The Swiss rider crossed the finish line bloodied and with a broken helmet after crashing heavily in the closing kilometres of his attempt. He has been forced to end his season as a result of the injuries; somehow he still managed to finish 11th in the event, which was won by Great Britain's Josh Tarling.
On Wednesday afternoon, Küng was clearly affected by the wind ahead of the crash. As he was time trialling with his head down, he clipped a section of metal barriers which were directing riders into the other side of the rode. He fell heavily, breaking his helmet, but remounted and finished the race, coming out of the finishing tunnel with a blood-spattered skinsuit.

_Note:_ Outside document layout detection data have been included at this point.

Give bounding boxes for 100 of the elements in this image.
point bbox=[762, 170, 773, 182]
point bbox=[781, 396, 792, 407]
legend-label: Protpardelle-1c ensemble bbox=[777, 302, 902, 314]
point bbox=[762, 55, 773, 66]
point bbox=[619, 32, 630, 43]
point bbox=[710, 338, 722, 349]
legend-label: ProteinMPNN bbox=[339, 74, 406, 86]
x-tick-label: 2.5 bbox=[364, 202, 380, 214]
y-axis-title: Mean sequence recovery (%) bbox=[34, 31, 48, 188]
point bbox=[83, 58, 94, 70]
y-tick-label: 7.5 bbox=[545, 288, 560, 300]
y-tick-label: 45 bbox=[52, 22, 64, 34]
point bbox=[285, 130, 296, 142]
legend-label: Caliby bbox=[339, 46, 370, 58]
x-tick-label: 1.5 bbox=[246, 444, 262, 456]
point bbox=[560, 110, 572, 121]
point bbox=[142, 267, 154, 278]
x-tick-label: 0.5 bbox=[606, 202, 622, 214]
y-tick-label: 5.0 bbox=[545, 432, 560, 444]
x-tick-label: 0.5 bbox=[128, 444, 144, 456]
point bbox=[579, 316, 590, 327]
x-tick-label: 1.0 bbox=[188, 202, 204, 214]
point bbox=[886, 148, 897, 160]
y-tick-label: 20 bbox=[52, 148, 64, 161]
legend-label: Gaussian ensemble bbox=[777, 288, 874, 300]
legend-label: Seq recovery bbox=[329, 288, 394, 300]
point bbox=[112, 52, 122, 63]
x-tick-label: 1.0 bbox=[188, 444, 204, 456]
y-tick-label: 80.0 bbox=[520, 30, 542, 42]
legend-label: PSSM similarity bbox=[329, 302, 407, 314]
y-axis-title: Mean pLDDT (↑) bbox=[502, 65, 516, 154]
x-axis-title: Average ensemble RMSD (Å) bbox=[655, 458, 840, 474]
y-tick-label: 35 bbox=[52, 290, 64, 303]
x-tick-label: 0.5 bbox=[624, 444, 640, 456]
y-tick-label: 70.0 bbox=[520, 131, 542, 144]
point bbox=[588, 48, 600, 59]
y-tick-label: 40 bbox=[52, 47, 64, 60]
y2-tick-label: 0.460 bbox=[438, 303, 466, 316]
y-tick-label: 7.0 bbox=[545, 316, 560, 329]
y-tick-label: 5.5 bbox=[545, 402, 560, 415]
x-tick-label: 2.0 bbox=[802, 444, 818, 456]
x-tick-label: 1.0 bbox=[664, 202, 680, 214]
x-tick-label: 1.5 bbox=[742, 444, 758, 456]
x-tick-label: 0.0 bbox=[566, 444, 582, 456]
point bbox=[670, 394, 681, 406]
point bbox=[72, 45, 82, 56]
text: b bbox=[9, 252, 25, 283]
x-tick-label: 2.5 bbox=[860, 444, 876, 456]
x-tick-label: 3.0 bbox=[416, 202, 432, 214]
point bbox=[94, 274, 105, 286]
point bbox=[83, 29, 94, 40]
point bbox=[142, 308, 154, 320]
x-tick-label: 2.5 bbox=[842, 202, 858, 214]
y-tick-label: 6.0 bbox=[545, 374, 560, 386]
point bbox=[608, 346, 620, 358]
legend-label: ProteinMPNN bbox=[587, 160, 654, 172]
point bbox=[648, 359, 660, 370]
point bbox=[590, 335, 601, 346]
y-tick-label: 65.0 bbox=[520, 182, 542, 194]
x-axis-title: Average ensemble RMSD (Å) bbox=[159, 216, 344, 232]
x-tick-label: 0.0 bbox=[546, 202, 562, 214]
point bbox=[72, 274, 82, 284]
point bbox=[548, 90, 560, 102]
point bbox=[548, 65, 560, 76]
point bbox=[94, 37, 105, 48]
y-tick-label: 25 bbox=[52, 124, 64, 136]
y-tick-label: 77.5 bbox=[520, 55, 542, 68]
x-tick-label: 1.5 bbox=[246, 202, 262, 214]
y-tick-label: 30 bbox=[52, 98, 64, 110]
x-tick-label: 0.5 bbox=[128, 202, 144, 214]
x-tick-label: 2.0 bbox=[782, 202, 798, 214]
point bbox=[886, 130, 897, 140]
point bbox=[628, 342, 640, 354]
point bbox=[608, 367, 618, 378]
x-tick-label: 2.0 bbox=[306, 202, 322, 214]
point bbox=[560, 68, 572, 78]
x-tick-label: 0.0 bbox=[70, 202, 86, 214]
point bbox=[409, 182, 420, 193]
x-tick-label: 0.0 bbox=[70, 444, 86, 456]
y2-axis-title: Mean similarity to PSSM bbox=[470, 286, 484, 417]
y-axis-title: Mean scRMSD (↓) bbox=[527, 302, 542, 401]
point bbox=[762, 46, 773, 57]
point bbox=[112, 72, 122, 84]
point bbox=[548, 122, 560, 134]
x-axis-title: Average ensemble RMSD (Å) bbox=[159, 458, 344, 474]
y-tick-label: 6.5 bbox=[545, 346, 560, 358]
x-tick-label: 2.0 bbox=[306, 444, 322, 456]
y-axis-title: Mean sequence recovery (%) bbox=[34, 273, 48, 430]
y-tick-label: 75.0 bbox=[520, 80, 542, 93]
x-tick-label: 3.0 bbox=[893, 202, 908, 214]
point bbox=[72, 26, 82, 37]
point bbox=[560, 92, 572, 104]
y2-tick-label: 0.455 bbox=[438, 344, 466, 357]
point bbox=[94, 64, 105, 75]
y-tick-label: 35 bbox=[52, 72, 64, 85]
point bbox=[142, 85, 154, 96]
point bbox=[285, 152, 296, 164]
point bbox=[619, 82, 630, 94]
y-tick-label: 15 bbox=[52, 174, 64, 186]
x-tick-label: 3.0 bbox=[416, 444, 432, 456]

He was then checked in accordance with the UCI's concussion protocol, which was enacted in 2021, before being taken to hospital.
On Thursday morning, Küng's Groupama-FDJ team released an update, saying that he had been kept under observation in hospital overnight, but that he would be able to return home. No surgery was required
The statement read: "In view of the circumstances, Stefan would like to make it clear that his general condition is good."
The incident provoked a discussion on social media, with the former UCI president Brian Cookson calling for a review of the "crazy trend" of head-down time trialling.
Former professional cyclist Phil Gaimon took to X (formerly known as Twitter) to insist there was "nothing inspiring or bad ass" about Küng remounting and finishing the race.
"I’m seeing way too many people calling this brave or hardcore," he wrote. "I'm not blaming Kung [sic] at all for doing what he's trained for (and his head just took a hit), but there's nothing inspiring or bad ass about this photo.
"I remember crashing in a category 3 race, catching back on, winning covered in blood, and feeling proud and tough for it. I also remember introducing myself to a former teammate at the Tour of California team presentation (he of course knew me well and thought I was joking).
"I think it's a combination of getting older and how science has progressed on concussions but I'm really not afraid of broken bones or road rash at all anymore, however I am scared of a brain injury that comes back to haunt me when I'm 60.
"Respect your brain and spread the word on concussions. I’m not going to give medical advice but look into warning signs and recovery protocols."